“Rick Anderson named university librarian at BYU”

“Rick Anderson named university librarian at BYU” 2020-07-03T13:32:36-06:00

 

HBLL entry
The glass entrance pavilion for the Harold B. Lee Library, the main library at Brigham Young University, a portion of which is visible behind the brightly lit entry and a significant portion of which is underground.
(Wikimedia Commons public domain photograph)

 

Brigham Young University has just announced the naming of a new university librarian.  He is Rick Anderson, and he will be officially coming to campus on 1 September 2020 from his current position as associate dean for Collections & Scholarly Communication in the J. Willard Marriott Library at the University of Utah.  BYU’s previous chief librarian, Jennifer Paustenbaugh, died in November of 2019.

 

“Rick Anderson named university librarian at BYU”

 

I’m pleased to point out that, among his many other achievements and contributions, Rick Anderson has published three articles in Interpreter: A Journal of Latter-day Saint Faith and Scholarship:

 

Rick Anderson, “Mormonism and Intellectual Freedom,” Interpreter: A Journal of Latter-day Saint Faith and Scholarship 10 (2014): 161-173

Abstract: To many outside the Church of Jesus Christ of Latter-day Saints (and to some of its members), the Church’s teachings and practices appear not only socially and experientially constraining, but intellectually restrictive as well, given its centralized system of doctrinal boundary maintenance and its history of sometimes sanctioning members who publicly dissent from its teachings. Do these practices amount to a constraint of intellectual freedom? This essay argues that they do not, and offers several possible explanations for the commonly-asserted position that they do.

 

Rick Anderson, “Mormonism, Materialism, and Politics: Six Things We Must Understand in Order to Survive as Latter-day Saints,” Interpreter: A Journal of Latter-day Saint Faith and Scholarship 21 (2016): 239-248

Abstract: We are called as Latter-day Saints to be a force for good in the world in every way possible, which necessarily includes active and positive engagement with political and social issues. At the same time, it is essential to our spiritual survival that we never allow ourselves to forget the radical difference between the philosophies of men — no matter how superficially harmonious some of these may seem with particular principles of the gospel or with some aspects of traditional Mormon culture — and the teachings of the prophets. In a world that constantly entices us with messages designed to lure us away from the eternal truths of the restored gospel and into the embrace of philosophies that are partially and contingently true at best and actively destructive at worst, we must exercise constant vigilance. This essay suggests and discusses six propositions that, if understood and embraced, should help us maintain that vigilance.

 

Rick Anderson, “Addressing Prickly Issues,” Interpreter: A Journal of Latter-day Saint Faith and Scholarship 23 (2017): 253-261

Review of A Reason for Faith: Navigating LDS Doctrine & Church History, ed. Laura Harris Hales. Salt Lake City: Deseret Book; Provo, UT: BYU Religious Studies Center, 2016. 264 pp. $24.99.
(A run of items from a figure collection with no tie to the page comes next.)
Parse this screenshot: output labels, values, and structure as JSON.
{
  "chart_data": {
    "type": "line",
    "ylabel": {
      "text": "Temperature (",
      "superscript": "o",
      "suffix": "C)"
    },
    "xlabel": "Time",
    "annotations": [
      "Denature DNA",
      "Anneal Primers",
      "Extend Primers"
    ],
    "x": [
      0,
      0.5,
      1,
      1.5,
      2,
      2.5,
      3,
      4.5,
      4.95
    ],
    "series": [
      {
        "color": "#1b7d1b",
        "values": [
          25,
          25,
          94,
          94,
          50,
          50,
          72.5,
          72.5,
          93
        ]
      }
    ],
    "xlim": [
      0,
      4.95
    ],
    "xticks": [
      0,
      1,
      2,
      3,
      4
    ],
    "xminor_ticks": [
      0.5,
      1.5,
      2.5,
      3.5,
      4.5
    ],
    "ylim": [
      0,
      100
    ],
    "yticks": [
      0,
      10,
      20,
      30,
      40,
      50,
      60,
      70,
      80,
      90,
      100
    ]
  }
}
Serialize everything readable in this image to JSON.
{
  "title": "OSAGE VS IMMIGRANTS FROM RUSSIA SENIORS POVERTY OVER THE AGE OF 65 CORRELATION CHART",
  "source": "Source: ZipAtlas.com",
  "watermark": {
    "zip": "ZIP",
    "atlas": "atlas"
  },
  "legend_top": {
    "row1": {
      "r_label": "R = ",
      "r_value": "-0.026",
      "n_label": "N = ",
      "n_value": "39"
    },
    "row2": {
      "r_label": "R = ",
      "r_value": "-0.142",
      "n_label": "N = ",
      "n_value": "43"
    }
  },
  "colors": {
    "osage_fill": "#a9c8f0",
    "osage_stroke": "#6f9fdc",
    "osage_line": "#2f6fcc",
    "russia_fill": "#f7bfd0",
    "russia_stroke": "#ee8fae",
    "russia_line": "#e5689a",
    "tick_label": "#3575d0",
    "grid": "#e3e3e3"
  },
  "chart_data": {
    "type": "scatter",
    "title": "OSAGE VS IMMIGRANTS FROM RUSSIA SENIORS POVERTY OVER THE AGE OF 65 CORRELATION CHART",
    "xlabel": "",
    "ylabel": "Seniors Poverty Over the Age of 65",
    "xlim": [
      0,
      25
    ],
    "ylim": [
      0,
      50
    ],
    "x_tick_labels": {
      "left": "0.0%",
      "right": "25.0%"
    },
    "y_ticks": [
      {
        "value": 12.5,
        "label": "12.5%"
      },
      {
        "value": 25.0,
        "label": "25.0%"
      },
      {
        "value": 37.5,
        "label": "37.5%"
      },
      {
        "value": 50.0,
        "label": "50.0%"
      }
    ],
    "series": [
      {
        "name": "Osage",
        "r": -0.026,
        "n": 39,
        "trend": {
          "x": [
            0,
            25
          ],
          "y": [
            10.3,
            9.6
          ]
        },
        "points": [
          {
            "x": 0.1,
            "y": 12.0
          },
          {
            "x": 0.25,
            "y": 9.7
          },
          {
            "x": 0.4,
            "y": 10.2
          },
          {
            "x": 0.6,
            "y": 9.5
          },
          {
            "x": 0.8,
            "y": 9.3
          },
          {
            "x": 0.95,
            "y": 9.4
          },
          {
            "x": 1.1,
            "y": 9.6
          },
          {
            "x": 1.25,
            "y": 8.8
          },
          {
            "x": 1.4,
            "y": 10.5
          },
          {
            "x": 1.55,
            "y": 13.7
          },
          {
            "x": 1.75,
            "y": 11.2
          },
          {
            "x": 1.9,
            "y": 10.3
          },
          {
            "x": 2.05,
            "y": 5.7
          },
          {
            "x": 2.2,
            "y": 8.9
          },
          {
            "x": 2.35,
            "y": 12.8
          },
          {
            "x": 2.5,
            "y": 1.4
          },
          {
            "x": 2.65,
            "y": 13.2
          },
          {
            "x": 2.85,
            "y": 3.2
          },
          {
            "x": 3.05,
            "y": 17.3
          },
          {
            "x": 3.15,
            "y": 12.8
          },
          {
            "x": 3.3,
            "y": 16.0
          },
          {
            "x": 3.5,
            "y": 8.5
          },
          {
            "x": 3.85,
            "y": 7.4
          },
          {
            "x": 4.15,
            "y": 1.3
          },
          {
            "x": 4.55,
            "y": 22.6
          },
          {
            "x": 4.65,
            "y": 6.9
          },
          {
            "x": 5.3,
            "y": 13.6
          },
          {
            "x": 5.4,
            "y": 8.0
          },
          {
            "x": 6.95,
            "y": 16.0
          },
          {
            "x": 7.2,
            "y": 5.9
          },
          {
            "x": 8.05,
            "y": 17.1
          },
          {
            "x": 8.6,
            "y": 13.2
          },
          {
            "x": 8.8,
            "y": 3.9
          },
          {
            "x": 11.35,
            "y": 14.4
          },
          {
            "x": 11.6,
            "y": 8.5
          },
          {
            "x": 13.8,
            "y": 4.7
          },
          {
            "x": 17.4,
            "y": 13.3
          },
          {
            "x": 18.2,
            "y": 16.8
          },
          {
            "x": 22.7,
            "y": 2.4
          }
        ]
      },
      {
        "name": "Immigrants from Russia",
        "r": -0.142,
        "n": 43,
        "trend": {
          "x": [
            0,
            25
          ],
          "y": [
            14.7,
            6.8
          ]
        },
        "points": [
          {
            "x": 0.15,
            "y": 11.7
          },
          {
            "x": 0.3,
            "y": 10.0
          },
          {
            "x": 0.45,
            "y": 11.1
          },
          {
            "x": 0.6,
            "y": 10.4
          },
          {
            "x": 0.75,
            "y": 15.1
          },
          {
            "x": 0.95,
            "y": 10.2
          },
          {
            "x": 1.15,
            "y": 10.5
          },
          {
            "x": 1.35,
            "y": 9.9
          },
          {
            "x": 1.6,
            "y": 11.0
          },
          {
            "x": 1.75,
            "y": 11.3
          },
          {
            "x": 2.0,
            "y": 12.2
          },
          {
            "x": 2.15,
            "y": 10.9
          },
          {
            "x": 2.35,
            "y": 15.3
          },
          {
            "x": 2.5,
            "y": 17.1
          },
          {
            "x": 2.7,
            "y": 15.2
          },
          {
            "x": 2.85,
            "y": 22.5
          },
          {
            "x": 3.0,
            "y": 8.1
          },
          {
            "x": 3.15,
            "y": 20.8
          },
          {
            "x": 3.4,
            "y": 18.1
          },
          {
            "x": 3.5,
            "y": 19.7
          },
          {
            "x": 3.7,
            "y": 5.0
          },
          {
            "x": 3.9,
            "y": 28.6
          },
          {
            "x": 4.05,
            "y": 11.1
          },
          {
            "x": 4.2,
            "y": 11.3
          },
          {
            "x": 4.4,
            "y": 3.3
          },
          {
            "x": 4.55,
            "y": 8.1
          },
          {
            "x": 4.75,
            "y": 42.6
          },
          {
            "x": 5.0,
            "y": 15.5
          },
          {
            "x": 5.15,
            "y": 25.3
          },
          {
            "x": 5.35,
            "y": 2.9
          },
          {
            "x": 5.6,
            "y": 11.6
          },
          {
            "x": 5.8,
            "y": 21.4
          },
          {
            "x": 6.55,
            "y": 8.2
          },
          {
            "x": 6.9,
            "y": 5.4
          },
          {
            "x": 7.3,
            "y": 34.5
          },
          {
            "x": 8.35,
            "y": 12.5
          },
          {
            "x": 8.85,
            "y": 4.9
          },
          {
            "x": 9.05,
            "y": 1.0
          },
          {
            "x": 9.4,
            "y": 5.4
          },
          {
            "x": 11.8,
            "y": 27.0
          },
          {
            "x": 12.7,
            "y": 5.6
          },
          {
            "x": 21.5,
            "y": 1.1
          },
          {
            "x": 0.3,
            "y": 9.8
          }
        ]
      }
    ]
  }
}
Abstract: This collection of essays conveniently assembles faithful and rigorous treatments of difficult questions related to LDS history and doctrine. While two or three of the essays are sufficiently flawed to give cause for concern and while some of its arguments have been expressed differently in earlier publications, overall this book can be confidently recommended to interested and doctrinally mature Latter-day Saints.

 

***

 

Interpreter Radio Show — June 21, 2020

The 21 June 2020 iteration of the Interpreter Radio Show, shorn of commercial and other interruptions, has now been archived and made available (at no charge) online.  The discussants for this episode were Bruce Webster and Kris Frederickson.  During their first hour, they had a roundtable conversation on the upcoming Come, Follow Me Book of Mormon lesson #29, which is focused on Alma 36-38. This was followed in the second hour by a discussion of the Church’s recent collaboration with the NAACP and a conversation about religious freedoms.